I too am a clyde. 205# on a good day. I also wondered which to get Fisher Cake or Enduro Comp. I decided on mine by the bike shop. Both in my area are great, but the Specialized bike shop offered a 5 year tune policy. Prices were comparable. I liked the lower standover on the Enduro. I love to jump, I have been broken but my Enduro has not. Too many pinch flats to count though. Both are good bikes. I got rid of a Fisher Sugar for the Enduro. Go with the best deal, price and services. BTW I really like my Enduro and my wife hates it. Nuff said.

Remember. The world needs failures. Without them how would we judge our success?


----------



## Mattman (Feb 2, 2004)

*Checking my facts*



red5 said:


> How do you beat Specializeds lifetime warranty? I have know idea what GF's warranty is, but lifetime to me sounds pretty darned good.
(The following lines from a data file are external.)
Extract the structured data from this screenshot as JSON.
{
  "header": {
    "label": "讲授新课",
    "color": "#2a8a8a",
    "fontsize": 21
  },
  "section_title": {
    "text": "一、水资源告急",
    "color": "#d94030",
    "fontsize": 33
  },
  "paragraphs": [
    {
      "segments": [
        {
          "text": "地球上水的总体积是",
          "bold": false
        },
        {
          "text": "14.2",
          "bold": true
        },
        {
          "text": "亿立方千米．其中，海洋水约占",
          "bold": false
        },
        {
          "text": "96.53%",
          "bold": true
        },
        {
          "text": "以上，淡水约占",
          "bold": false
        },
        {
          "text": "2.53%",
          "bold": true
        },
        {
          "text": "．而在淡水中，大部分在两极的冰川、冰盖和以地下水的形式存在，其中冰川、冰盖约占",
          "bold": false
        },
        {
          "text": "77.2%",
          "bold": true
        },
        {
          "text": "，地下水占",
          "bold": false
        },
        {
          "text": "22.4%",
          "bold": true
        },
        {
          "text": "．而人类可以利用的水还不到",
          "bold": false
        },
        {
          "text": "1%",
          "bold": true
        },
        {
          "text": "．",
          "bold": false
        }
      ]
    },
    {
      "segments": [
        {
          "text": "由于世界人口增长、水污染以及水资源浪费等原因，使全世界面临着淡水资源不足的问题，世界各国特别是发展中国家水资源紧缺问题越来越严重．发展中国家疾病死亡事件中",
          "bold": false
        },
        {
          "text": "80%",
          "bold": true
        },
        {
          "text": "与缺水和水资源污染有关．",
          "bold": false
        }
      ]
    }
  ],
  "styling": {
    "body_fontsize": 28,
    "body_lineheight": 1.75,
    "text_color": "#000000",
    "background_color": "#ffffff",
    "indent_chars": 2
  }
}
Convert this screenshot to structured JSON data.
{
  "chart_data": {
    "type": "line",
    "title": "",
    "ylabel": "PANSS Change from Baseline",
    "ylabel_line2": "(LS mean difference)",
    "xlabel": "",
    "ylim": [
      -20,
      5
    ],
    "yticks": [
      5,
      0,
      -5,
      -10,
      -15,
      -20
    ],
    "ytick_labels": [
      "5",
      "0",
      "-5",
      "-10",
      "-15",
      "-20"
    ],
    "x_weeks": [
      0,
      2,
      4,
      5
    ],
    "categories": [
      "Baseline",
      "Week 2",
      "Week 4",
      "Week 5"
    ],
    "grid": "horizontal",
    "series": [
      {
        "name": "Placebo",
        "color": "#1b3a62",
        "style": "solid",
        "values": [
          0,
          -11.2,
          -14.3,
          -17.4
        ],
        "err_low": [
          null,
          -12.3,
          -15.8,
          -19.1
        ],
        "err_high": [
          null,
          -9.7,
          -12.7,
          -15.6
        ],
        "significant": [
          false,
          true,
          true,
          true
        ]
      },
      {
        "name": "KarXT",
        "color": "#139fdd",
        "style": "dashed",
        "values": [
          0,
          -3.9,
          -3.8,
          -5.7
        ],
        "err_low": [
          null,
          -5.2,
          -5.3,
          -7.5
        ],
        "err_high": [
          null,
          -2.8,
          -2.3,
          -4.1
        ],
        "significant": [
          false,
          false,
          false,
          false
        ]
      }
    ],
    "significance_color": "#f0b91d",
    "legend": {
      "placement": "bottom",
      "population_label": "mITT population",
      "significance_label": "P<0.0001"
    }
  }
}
 I guess I should have gotten better info, I listened to a guy who was trying to sell me a Fisher. He was raving about Fishers lifetime warranty and the fact that Specialised is only a few years. I still like the made in USA aspect of the cake, but have recently started riding with a guy who has a super nice Enduro. I have also heard that the cake has some bugs to work out and may be a bit spindly for a Clyde. I revise my position.


----------